Run

Sierra van Wijk, Staff Writer

You can ask anyone, I do not run. I will jog, skip, dance, hop, fling myself across a room, but I will not run. It’s not for what you think. I love to run. I love the feeling of leaving everything behind. It’s the only time it is accepted that I am at a different pace. Any other time it’s, “calm down Sierra,” “be quiet Sierra,” “learn when to be unnoticeable.” With running it’s different. I’m not fast, actually far from it. And I run heavy, as if I’m stomping with every step. But when I was younger, I was fast. It was more accepted back then that I couldn’t sit still, brushed off as childish energy. I would do all my work at the speed of light  then fool around. I would eat fast so I could go play. I would run circles around my mom until she yelled at me to stop. I would run all the time.

One specific time sticks in my mind when I think of running. I was in fourth grade when my sister had her first communion.
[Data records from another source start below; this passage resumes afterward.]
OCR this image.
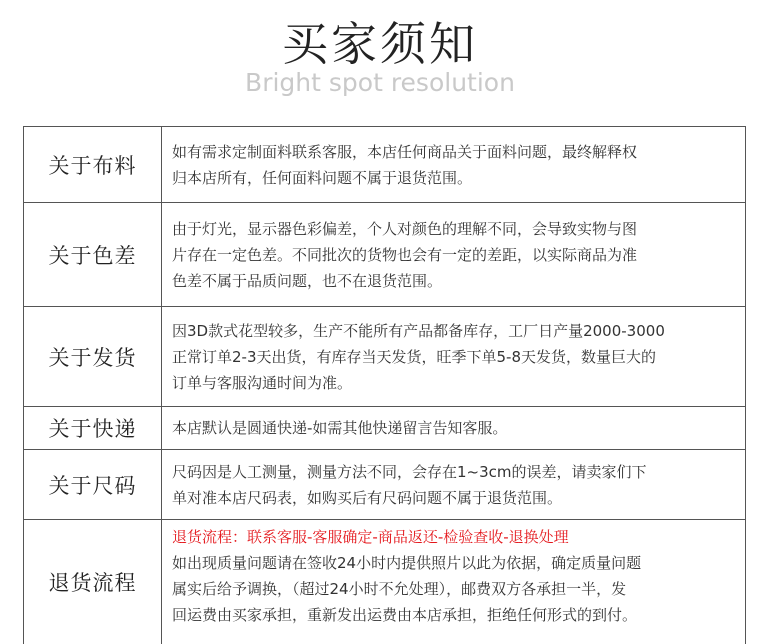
买家须知
Bright spot resolution
关于布料
如有需求定制面料联系客服，本店任何商品关于面料问题，最终解释权
归本店所有，任何面料问题不属于退货范围。
关于色差
由于灯光，显示器色彩偏差，个人对颜色的理解不同，会导致实物与图
片存在一定色差。不同批次的货物也会有一定的差距，以实际商品为准
色差不属于品质问题，也不在退货范围。
关于发货
因3D款式花型较多，生产不能所有产品都备库存，工厂日产量2000-3000
正常订单2-3天出货，有库存当天发货，旺季下单5-8天发货，数量巨大的
订单与客服沟通时间为准。
关于快递	本店默认是圆通快递-如需其他快递留言告知客服。
关于尺码
尺码因是人工测量，测量方法不同，会存在1~3cm的误差，请卖家们下
单对准本店尺码表，如购买后有尺码问题不属于退货范围。
退货流程
退货流程：联系客服-客服确定-商品返还-检验查收-退换处理
如出现质量问题请在签收24小时内提供照片以此为依据，确定质量问题
属实后给予调换，（超过24小时不允处理），邮费双方各承担一半，发
回运费由买家承担，重新发出运费由本店承担，拒绝任何形式的到付。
Everyone in our family came to it, including our Tio Cisco, Syd’s Godfather. Tio Cisco is a doctor and it was a surprise for him to come at all. I think I was even more excited than my sister to see him. Syd decided to go to a party after her ceremony though, leaving the large family at my small house. My mom was  tired of me running around and getting in the way and asked Tio Cisco to take me on a walk.

It was a relatively cool day for the middle of May but I didn’t care, I never use to get cold. We began our walk in the leftward direction until we hit a forest area. I had never been there before and to this day I cannot quite remember where it was located, but on that spring day I lied to my uncle and said I knew the forest route. Thankfully, after about 15 minutes it opened up to an abandoned plant market. That was when I took off running and left my uncle behind. I don’t know why and I don’t know what I planned to do, but I was running. It was the best run of my life. Everything fell into synchronization and I closed my eyes. Even though I was moving as fast as I could go, I felt like I was still for the first time in my life, like I was calm and the hyperactiveness had left my body. I think about that run a lot. When I’m stressed or just tired or get yelled at for being too much for people to handle, I think about being still as I ran for less than a minute before being called back. I think about running, my place where I’m perfectly content.